Certes, on peut se demander si ces possibilités d’influence ne sont pas surévaluées parfois. La journaliste Isabelle Gaulmyn soulignait récemment que « l’influence du pape est limitée. C’est une diplomatie du “signal faible”, sans assise économique ou militaire derrière. Cela lui donne une forme de liberté. C’est aussi toute sa limite. » (La Croix, 9 janvier 2017). Tout en admettant ces limites, Barbato et Joustra sont convaincus que l’impact de l’action du Saint-Siège va plus loin qu’une activité de niche de « diplomatie morale », qui laisserait les poids lourds de la politique internationale seuls maîtres des décisions sur les « vraies questions ». Ils reconnaissent cependant que c’est avant tout dans l’affirmation de principes que réside la force du Saint-Siège (p. 2).
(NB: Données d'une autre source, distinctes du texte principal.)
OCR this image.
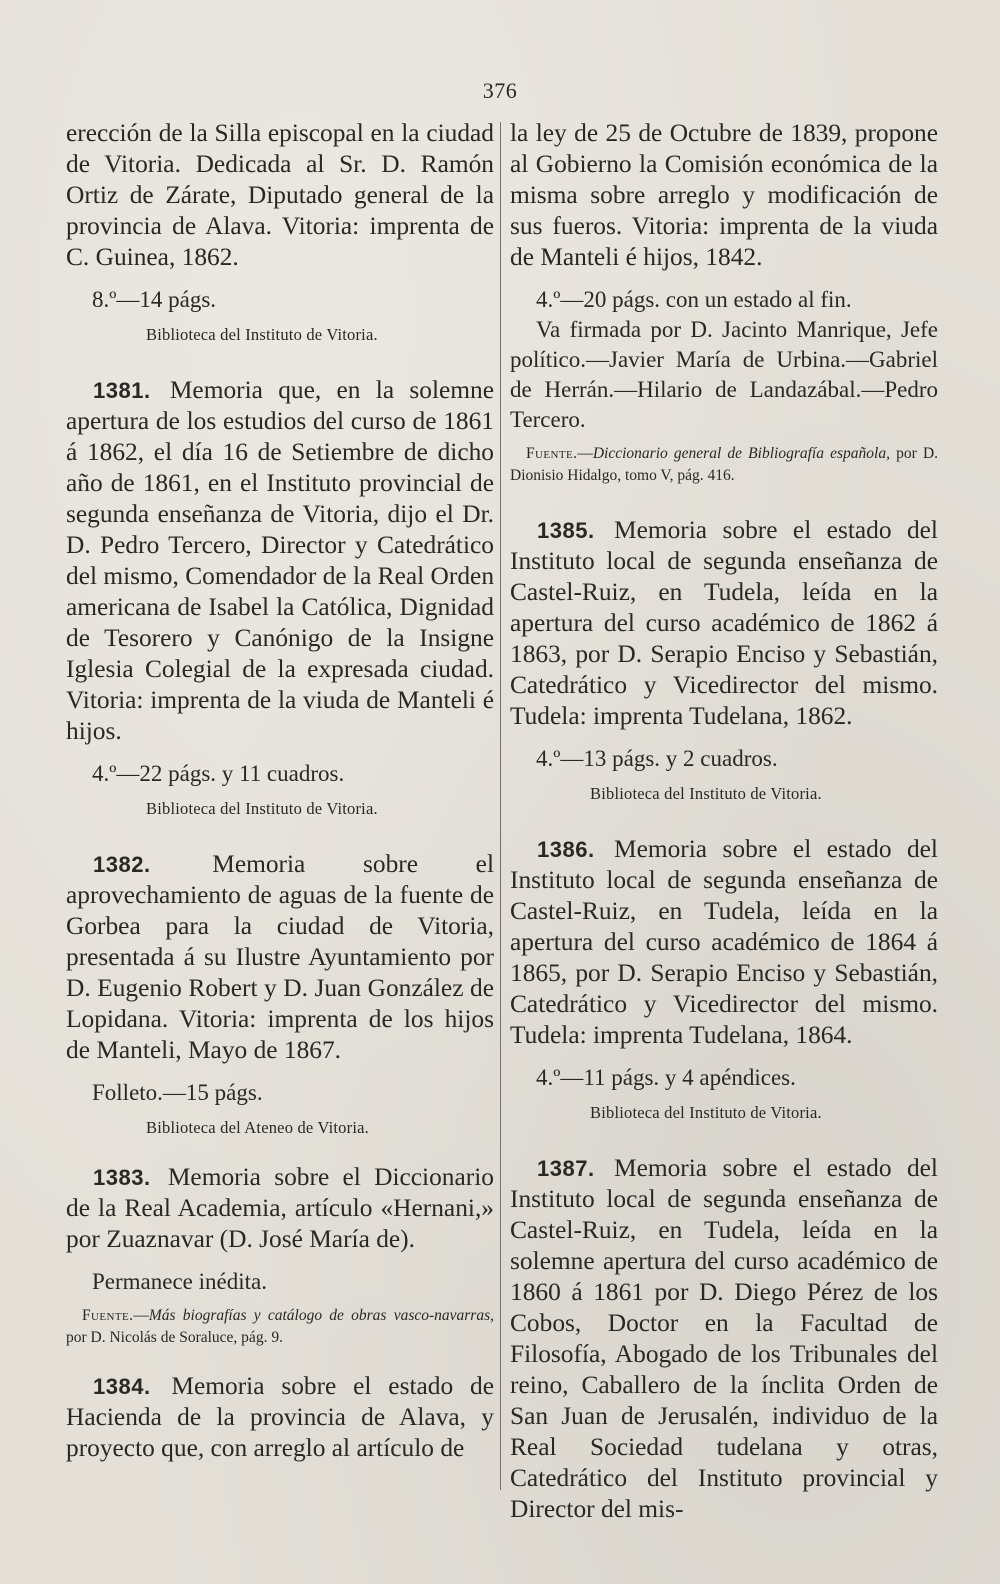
376

erección de la Silla episcopal en la ciudad de Vitoria. Dedicada al Sr. D. Ramón Ortiz de Zárate, Diputado general de la provincia de Alava. Vitoria: imprenta de C. Guinea, 1862.

8.º—14 págs.
Biblioteca del Instituto de Vitoria.

1381. Memoria que, en la solemne apertura de los estudios del curso de 1861 á 1862, el día 16 de Setiembre de dicho año de 1861, en el Instituto provincial de segunda enseñanza de Vitoria, dijo el Dr. D. Pedro Tercero, Director y Catedrático del mismo, Comendador de la Real Orden americana de Isabel la Católica, Dignidad de Tesorero y Canónigo de la Insigne Iglesia Colegial de la expresada ciudad. Vitoria: imprenta de la viuda de Manteli é hijos.

4.º—22 págs. y 11 cuadros.
Biblioteca del Instituto de Vitoria.

1382. Memoria sobre el aprovechamiento de aguas de la fuente de Gorbea para la ciudad de Vitoria, presentada á su Ilustre Ayuntamiento por D. Eugenio Robert y D. Juan González de Lopidana. Vitoria: imprenta de los hijos de Manteli, Mayo de 1867.

Folleto.—15 págs.
Biblioteca del Ateneo de Vitoria.

1383. Memoria sobre el Diccionario de la Real Academia, artículo «Hernani,» por Zuaznavar (D. José María de).

Permanece inédita.
Fuente.—Más biografías y catálogo de obras vasco-navarras, por D. Nicolás de Soraluce, pág. 9.

1384. Memoria sobre el estado de Hacienda de la provincia de Alava, y proyecto que, con arreglo al artículo de

la ley de 25 de Octubre de 1839, propone al Gobierno la Comisión económica de la misma sobre arreglo y modificación de sus fueros. Vitoria: imprenta de la viuda de Manteli é hijos, 1842.

4.º—20 págs. con un estado al fin.
Va firmada por D. Jacinto Manrique, Jefe político.—Javier María de Urbina.—Gabriel de Herrán.—Hilario de Landazábal.—Pedro Tercero.
Fuente.—Diccionario general de Bibliografía española, por D. Dionisio Hidalgo, tomo V, pág. 416.

1385. Memoria sobre el estado del Instituto local de segunda enseñanza de Castel-Ruiz, en Tudela, leída en la apertura del curso académico de 1862 á 1863, por D. Serapio Enciso y Sebastián, Catedrático y Vicedirector del mismo. Tudela: imprenta Tudelana, 1862.

4.º—13 págs. y 2 cuadros.
Biblioteca del Instituto de Vitoria.

1386. Memoria sobre el estado del Instituto local de segunda enseñanza de Castel-Ruiz, en Tudela, leída en la apertura del curso académico de 1864 á 1865, por D. Serapio Enciso y Sebastián, Catedrático y Vicedirector del mismo. Tudela: imprenta Tudelana, 1864.

4.º—11 págs. y 4 apéndices.
Biblioteca del Instituto de Vitoria.

1387. Memoria sobre el estado del Instituto local de segunda enseñanza de Castel-Ruiz, en Tudela, leída en la solemne apertura del curso académico de 1860 á 1861 por D. Diego Pérez de los Cobos, Doctor en la Facultad de Filosofía, Abogado de los Tribunales del reino, Caballero de la ínclita Orden de San Juan de Jerusalén, individuo de la Real Sociedad tudelana y otras, Catedrático del Instituto provincial y Director del mis-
« Vous êtes mon homologue laïque », déclara un jour le pape Pie XII à Dag Hammarskjöld, alors secrétaire général des Nations Unies. Esquissant une comparaison entre le Pape et le Secrétaire général des Nations Unies dans la politique mondiale, Jodok Troy (Université d’Innsbruck) soutient que c’est « une combinaison d’individus dans les institutions [qui] conduit l’influence et à la possession d’une autorité morale par-delà les dispositions institutionnelles ainsi que les limites structurelles externes et les occasions qui se présentent. » (p. 71) Le cas de Jean-Paul II offre un bon exemple de charisme transformateur s’appuyant sur sa position institutionnelle.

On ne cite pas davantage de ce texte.